IBM Launches WebSphere Portal 5

The latest release feeds into businesses' growing focus on practicality in their IT initiatives.

Tony Kontzer, Contributor

July 28, 2003

2 Min Read

IBM's latest release of its WebSphere Portal software feeds into businesses' growing focus on practicality in their IT initiatives. WebSphere Portal 5 features simplified installation, content integration, administration, and use, as well as refined capabilities in the areas of document management, portlet integration, and search.

The improvements are designed to let customers deploy, manage, and interact with the software more easily. "Because of the economic conditions, customers are very pragmatic," says Tim Thatcher, program director for the WebSphere Portal product line. "We're always trying to address the needs of end users, as well as simplifying things for administrators."

The software features componentized packaging, allowing customers to start with just a base portal structure and integrate additional elements of the portal as they're needed. From an administrative perspective, it's designed to let new users or groups inherit the roles and authentication of existing users, reducing the amount of time needed to set up new user profiles.

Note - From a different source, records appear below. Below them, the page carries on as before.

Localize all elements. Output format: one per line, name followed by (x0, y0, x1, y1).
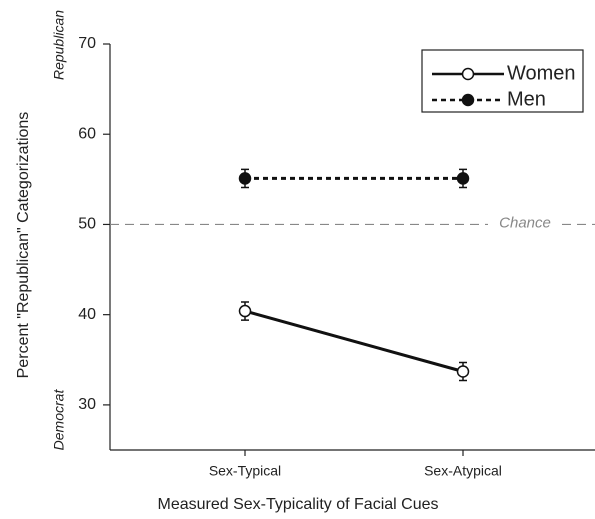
x-tick-label: Sex-Typical (209, 463, 281, 479)
y-tick-label: 60 (78, 125, 96, 142)
y-bottom-label: Democrat (51, 389, 67, 451)
marker (456, 365, 470, 378)
y-tick-label: 40 (78, 306, 96, 323)
x-axis-label: Measured Sex-Typicality of Facial Cues (158, 496, 439, 513)
legend-label: Men (507, 88, 546, 110)
legend-marker (461, 93, 475, 107)
marker (238, 172, 252, 185)
legend-box (421, 49, 584, 113)
marker (456, 172, 470, 185)
reference-label: Chance (499, 214, 551, 231)
y-tick-label: 50 (78, 216, 96, 233)
y-tick-label: 30 (78, 396, 96, 413)
x-tick-label: Sex-Atypical (424, 463, 502, 479)
y-tick-label: 70 (78, 35, 96, 52)
legend-label: Women (507, 62, 576, 84)
legend-marker (461, 67, 475, 81)
marker (238, 304, 252, 318)
y-axis-label: Percent "Republican" Categorizations (15, 112, 32, 379)
series-line (244, 309, 464, 373)
y-top-label: Republican (51, 10, 67, 80)
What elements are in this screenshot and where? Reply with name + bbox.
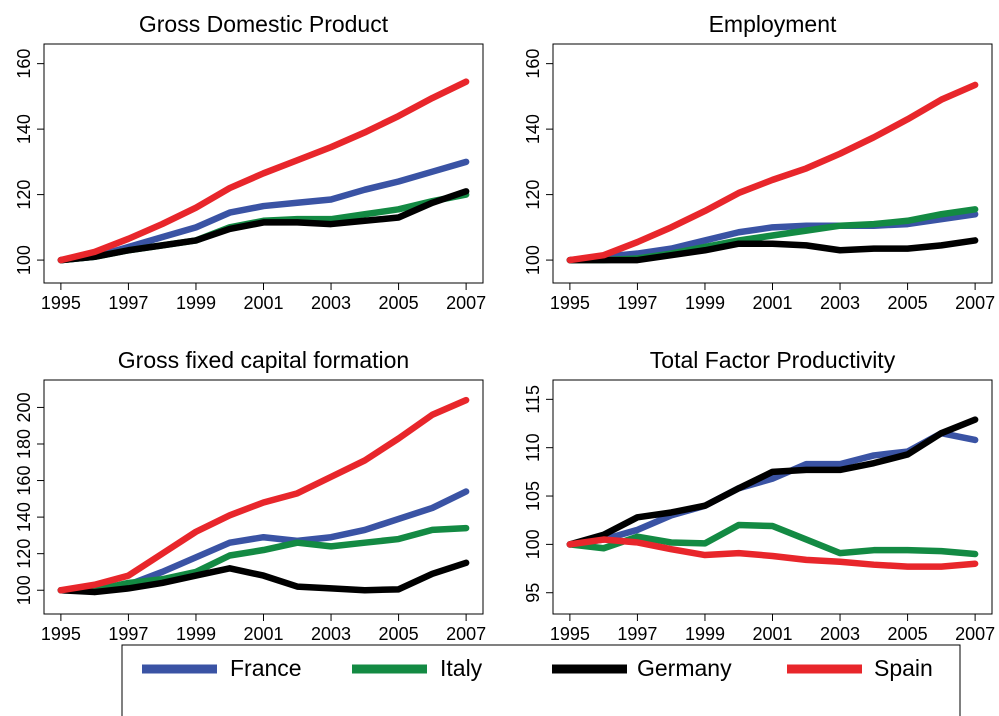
y-tick-label: 200 [14,392,34,422]
x-tick-label: 2003 [820,293,860,313]
series-line [57,188,470,264]
x-tick-label: 2003 [820,624,860,644]
y-tick-label: 180 [14,429,34,459]
y-tick-label: 140 [523,114,543,144]
y-tick-label: 120 [523,180,543,210]
legend-label: Italy [440,655,483,681]
series-line [57,559,470,596]
y-tick-label: 140 [14,502,34,532]
x-tick-label: 2001 [243,624,283,644]
legend-label: Spain [874,655,933,681]
series-line [566,521,979,558]
y-tick-label: 120 [14,180,34,210]
x-tick-label: 1999 [176,624,216,644]
legend-label: Germany [637,655,732,681]
plot-frame [552,379,993,615]
x-tick-label: 2001 [752,624,792,644]
y-tick-label: 100 [14,575,34,605]
x-tick-label: 2007 [446,624,486,644]
x-tick-label: 1997 [617,624,657,644]
y-tick-label: 140 [14,114,34,144]
legend-label: France [230,655,302,681]
y-tick-label: 160 [14,466,34,496]
y-tick-label: 95 [523,583,543,603]
x-tick-label: 1997 [108,624,148,644]
x-tick-label: 1995 [550,624,590,644]
x-tick-label: 2003 [311,293,351,313]
x-tick-label: 2007 [446,293,486,313]
x-tick-label: 2001 [752,293,792,313]
series-line [566,536,979,570]
chart-title: Gross Domestic Product [139,11,389,37]
y-tick-label: 100 [14,245,34,275]
y-tick-label: 105 [523,481,543,511]
series-line [57,396,470,594]
x-tick-label: 1999 [685,624,725,644]
x-tick-label: 1997 [108,293,148,313]
series-line [566,237,979,264]
x-tick-label: 2007 [955,624,995,644]
y-tick-label: 100 [523,529,543,559]
chart-title: Gross fixed capital formation [118,347,409,373]
x-tick-label: 1999 [176,293,216,313]
x-tick-label: 1999 [685,293,725,313]
y-tick-label: 160 [14,49,34,79]
x-tick-label: 1995 [41,293,81,313]
legend-frame [121,644,961,716]
series-line [57,524,470,594]
series-line [57,78,470,264]
series-line [566,416,979,548]
chart-title: Employment [709,11,837,37]
y-tick-label: 110 [523,433,543,462]
x-tick-label: 2005 [379,293,419,313]
x-tick-label: 1997 [617,293,657,313]
x-tick-label: 2005 [888,293,928,313]
series-line [566,210,979,264]
y-tick-label: 160 [523,49,543,79]
x-tick-label: 2005 [888,624,928,644]
x-tick-label: 1995 [41,624,81,644]
x-tick-label: 2003 [311,624,351,644]
x-tick-label: 1995 [550,293,590,313]
series-line [566,81,979,264]
y-tick-label: 100 [523,245,543,275]
x-tick-label: 2005 [379,624,419,644]
y-tick-label: 115 [523,385,543,414]
x-tick-label: 2007 [955,293,995,313]
x-tick-label: 2001 [243,293,283,313]
chart-title: Total Factor Productivity [650,347,896,373]
y-tick-label: 120 [14,539,34,569]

WebSphere Portal 5 also ramps up the software's content-integration capabilities, providing portal builders that can pull data from back-end enterprise apps in addition to unstructured content.

IBM also has enhanced several key capabilities:

• Built-in document-management tools will let users create, publish, and share documents directly via the portal, using a traditional folder structure to organize them. Documents also can be configured to expire automatically to reduce the amount of outdated content residing in the portal.

• The "click-to-action" feature introduced last year to enable more interoperability of portlets has been expanded so users can create business-process scripts that will trigger an automated series of procedures based on one initial task.

• Improved search tools, most notably more sophisticated Web-crawling technology and more extensive content indexing, are designed to help users find relevant content faster.

Pricing for WebSphere Portal remains unchanged. The full enterprise version of the software lists for $87,000 per processor, while the express version for medium-size businesses is available on either a per-user or per-processor basis. It lists for $85 per user with a minimum of 20 users, or $33,000 per processor. All prices include a year's worth of maintenance. Maintenance subscriptions for subsequent years will run about 20% to 25% of the initial cost.